Proposed Alabama amendment would expand list of criminal charges with no right to bail
The Alabama House has given final passage to a bill that would expand the list of crimes for which a judge can hold a person in jail without bail.
The bill is a proposed constitutional amendment and now goes to the ballot for voters, who will have the final say on whether it becomes law.
SB118 by Sen. Will Barfoot, R-Montgomery, would expand Aniah’s Law, which lawmakers passed in 2021 in response to the kidnapping and murder of Aniah Blanchard.
Blanchard, a 19-year-old college student from Homewood, was abducted from a convenience store in Auburn in October 2019. A month later, authorities found her body in rural Macon County.
The man charged in Blanchard’s murder had been released on bail after being charged with kidnapping, robbery and attempted murder after an incident that happened in January 2019.
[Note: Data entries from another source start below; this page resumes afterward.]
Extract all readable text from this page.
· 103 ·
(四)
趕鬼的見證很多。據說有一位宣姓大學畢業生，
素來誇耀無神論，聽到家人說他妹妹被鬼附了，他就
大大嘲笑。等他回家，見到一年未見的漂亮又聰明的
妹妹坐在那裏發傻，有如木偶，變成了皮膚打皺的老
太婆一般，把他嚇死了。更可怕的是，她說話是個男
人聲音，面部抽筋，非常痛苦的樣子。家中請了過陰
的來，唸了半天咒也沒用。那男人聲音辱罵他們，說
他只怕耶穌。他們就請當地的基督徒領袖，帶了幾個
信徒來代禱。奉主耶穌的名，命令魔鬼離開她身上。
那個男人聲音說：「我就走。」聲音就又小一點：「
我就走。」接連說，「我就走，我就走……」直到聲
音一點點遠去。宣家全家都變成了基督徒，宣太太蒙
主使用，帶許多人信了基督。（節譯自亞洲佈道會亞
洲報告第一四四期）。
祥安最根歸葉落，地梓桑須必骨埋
Before Aniah’s Law, the Alabama Constitution said people charged with a crime had a right to a reasonable bail unless they were charged with a capital crime.
Aniah’s law expanded that exception to the right to bail to include murder (non-capital), as well as first-degree kidnapping, rape, sodomy, sexual torture, domestic violence, human trafficking, burglary, arson, robbery, terrorism, and aggravated abuse of a child under age 6.
The law does not automatically deny bail for people charged with those crimes, but gave judges the authority to deny bail after a hearing.
Barfoot’s bill would add to the list of crimes for which a judge could deny bail:
- Solicitation, attempt, or conspiracy to commit murder
- Firing a gun into an occupied dwelling, building, railroad locomotive, railroad car, aircraft, automobile, truck, or watercraft.
If the bill passes the Legislature, it would go on the ballot for voters to approve as an amendment to the state constitution.
Alabama voters approved Aniah’s Law by a wide margin in November 2022.
The House passed Barfoot’s bill 87-0. It had passed the Senate 29-0 back in February.